Here is What I Have to Say About Los Angeles

T
he stories of Los Angeles will have the following components. There will be beaches and ocean waves and sunburns, stars' homes and celebrities (but only a few). Evenings when we live like rock stars, mornings when we pay. Movies and television shows and more Scientology than you ever wanted. But throughout, there will be my best friend Julie, so I thought I'd introduce you now, before we begin.

Julie works in Los Angeles as a housing lawyer. She's the one who defends people for free when they are evicted from their home. She makes little money, works long hours, and tells many good stories. "Have I told you about this client of mine?" the conversation begins. "He's so adorable." (Julie is often finding people adorable.) And the story will continue, with well-chosen details about the client's accent, or pattern of speech, or lack of teeth. More recently, Julie has been punctuating her speech with colons, so sometimes the story begins, "Here is how adorable my client is:" or, "This is what I know about my client:" I like this; it sounds literary.

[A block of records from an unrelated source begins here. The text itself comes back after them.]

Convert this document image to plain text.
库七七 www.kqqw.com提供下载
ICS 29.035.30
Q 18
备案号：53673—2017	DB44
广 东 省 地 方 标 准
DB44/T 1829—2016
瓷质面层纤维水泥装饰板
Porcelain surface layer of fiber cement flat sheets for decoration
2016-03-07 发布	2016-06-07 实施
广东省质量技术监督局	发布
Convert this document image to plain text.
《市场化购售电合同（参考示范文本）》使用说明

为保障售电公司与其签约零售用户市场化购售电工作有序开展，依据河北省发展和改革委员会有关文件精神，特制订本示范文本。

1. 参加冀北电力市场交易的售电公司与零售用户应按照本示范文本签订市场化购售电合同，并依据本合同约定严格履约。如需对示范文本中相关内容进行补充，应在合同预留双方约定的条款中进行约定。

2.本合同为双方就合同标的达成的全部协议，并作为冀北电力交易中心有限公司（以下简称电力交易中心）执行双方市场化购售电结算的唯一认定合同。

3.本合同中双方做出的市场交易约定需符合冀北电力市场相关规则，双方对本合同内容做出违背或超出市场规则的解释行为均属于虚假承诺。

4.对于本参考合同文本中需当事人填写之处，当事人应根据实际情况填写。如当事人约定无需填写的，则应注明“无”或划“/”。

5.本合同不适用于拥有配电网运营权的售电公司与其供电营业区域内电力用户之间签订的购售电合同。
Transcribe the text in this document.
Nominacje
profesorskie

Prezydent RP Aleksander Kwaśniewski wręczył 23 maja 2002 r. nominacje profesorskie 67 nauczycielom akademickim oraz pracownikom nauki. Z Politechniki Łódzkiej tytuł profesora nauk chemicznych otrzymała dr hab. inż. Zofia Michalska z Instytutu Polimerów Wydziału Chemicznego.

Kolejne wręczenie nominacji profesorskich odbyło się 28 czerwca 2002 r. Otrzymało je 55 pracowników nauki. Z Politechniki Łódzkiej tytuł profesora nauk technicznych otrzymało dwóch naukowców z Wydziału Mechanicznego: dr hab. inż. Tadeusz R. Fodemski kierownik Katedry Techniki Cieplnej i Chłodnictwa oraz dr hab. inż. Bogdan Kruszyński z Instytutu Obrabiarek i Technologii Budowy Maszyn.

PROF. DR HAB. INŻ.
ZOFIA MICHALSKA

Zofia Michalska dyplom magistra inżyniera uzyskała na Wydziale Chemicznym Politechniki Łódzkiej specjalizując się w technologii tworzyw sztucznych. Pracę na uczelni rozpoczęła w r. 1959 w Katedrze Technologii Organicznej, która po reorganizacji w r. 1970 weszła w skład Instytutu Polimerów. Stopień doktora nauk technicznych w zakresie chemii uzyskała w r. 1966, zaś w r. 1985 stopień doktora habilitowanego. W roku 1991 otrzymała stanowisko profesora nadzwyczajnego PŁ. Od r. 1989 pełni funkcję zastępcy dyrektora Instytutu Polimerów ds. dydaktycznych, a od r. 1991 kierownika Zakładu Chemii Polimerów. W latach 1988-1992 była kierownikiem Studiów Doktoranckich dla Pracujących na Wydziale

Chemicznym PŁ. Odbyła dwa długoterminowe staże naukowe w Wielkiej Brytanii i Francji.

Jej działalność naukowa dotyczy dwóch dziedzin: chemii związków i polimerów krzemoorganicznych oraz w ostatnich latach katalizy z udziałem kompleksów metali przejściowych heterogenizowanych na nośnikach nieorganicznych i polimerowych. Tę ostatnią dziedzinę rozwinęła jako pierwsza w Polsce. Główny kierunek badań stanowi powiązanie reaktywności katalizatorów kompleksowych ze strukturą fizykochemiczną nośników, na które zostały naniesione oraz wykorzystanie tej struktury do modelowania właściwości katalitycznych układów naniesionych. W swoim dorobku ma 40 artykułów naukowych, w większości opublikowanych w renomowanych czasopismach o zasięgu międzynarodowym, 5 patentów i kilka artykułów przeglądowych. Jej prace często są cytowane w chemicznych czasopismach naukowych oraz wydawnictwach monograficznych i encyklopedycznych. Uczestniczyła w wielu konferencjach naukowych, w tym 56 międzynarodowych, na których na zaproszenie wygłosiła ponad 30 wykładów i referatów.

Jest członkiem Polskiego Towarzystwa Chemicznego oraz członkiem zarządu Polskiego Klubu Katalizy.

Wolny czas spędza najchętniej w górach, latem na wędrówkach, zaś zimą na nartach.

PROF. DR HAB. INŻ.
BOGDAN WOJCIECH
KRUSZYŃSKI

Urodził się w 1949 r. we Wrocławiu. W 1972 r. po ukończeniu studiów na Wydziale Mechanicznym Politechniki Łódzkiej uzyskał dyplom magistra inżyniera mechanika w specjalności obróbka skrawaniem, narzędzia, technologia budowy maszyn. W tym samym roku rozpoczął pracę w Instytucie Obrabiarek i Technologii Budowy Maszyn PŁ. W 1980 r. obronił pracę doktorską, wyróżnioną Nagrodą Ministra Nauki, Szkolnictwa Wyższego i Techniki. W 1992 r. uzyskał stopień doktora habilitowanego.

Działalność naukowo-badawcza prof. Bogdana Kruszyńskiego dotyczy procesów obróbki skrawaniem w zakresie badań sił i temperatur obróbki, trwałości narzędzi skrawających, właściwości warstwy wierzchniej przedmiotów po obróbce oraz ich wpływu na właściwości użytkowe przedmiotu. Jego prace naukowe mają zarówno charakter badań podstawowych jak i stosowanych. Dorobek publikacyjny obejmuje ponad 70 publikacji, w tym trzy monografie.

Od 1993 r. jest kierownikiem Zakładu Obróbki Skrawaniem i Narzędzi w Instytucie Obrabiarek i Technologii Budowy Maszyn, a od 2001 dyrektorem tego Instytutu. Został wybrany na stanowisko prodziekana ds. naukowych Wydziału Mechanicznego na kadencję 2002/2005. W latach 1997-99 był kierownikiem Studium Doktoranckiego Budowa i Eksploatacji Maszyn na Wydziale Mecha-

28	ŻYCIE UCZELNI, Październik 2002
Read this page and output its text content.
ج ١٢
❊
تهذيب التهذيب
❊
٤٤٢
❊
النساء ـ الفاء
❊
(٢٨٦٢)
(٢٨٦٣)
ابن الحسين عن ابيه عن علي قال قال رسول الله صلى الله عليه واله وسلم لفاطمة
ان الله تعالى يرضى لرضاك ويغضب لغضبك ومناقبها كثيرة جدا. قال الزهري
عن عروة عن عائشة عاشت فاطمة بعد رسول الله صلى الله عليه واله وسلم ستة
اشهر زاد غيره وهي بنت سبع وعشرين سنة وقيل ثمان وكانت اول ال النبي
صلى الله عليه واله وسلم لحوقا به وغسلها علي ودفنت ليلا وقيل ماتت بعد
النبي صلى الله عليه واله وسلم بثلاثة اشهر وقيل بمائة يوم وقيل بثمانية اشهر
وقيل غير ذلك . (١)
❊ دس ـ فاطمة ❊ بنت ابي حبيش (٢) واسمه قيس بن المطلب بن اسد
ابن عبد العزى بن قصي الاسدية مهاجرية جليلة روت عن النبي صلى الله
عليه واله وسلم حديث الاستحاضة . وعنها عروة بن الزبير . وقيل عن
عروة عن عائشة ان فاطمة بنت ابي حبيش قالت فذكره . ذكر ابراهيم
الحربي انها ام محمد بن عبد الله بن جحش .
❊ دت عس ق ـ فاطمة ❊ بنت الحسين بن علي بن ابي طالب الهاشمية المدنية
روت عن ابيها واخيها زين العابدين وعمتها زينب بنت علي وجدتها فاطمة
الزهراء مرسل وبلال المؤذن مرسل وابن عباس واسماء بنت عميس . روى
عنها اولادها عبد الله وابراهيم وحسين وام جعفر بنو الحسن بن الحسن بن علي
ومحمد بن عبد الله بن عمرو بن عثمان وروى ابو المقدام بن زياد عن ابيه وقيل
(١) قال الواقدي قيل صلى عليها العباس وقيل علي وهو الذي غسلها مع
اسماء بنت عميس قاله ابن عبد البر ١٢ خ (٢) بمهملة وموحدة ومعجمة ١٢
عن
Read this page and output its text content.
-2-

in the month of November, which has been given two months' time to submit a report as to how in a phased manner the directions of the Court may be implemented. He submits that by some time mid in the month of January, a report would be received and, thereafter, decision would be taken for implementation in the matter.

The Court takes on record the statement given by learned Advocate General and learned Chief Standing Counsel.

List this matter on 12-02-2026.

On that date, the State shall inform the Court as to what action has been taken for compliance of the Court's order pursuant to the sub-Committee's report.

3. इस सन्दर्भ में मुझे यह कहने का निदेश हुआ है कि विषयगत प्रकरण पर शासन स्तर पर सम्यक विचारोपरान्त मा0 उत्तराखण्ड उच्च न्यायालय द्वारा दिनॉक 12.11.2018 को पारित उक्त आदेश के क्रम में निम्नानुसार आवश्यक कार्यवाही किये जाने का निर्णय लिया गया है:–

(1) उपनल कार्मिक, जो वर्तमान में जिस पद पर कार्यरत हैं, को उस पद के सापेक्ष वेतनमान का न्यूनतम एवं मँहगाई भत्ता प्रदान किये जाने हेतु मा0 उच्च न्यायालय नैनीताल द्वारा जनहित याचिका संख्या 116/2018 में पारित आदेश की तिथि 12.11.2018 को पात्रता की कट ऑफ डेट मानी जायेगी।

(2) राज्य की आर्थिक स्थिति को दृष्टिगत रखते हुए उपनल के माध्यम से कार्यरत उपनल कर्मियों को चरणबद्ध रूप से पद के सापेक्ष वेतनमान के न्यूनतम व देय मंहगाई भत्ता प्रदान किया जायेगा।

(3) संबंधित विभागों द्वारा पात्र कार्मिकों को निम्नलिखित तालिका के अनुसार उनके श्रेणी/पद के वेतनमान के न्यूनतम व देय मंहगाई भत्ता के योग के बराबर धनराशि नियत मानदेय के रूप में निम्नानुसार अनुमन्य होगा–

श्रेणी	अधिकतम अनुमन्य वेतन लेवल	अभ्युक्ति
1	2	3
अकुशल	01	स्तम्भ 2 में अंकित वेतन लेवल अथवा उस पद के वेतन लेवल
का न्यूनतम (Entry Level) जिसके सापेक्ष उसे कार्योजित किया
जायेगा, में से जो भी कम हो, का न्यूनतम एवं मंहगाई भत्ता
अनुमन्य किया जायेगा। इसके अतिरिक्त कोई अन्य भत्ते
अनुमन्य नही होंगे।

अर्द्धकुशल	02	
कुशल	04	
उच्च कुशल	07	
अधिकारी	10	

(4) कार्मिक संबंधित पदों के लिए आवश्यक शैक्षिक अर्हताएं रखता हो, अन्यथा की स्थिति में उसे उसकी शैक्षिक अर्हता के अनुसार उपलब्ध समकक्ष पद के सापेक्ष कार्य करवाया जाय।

I tell Julie stories too. Perhaps too frequently, they are the stories I would not tell anyone else, the stories of fear and anxiety and bad behavior, the stories that feel lighter once shared. "I just need to tell you this one thing," the stories begin. "I've been thinking that if I die, I'd like you to send that picture of me from San Francisco to the papers."
"What are you talking about?"
"The picture of me from San Francisco that you took. It's my favorite picture of myself, and I've been thinking that if I die and the Austin paper does anything about it, I want you to send that picture."
"Send it?"
"Or you can scan it and email it as a JPEG."
"I'm not having this conversation."

In the morning, Julie reads me the weather from the LA Times like it's poetry. This one is called "Light Morning Rain."
A sluggish trough of low pressure
Drifting ashore along the Southern California coast
Will maintain unsettled weather conditions
Across the Los Angeles Basin this weekend.
At night, under the same covers she has had since we lived in Jester dormitory, we talk about people from our past, a boy we once dated, a girl we haven't seen since freshman year.
"What ever happened to her?"
"She had --"
"Bad skin!"
"But she had lots of sex."
"So much sex."
"We have good skin."
"A syllogism?"
We talk this way until one of us begins snoring lightly, or twitches suddenly, the jolt of total collapse.

Julie says when she leaves Los Angeles, the thing she will miss most is the smell of the ocean. When I leave Los Angeles, the thing I will miss most is Julie.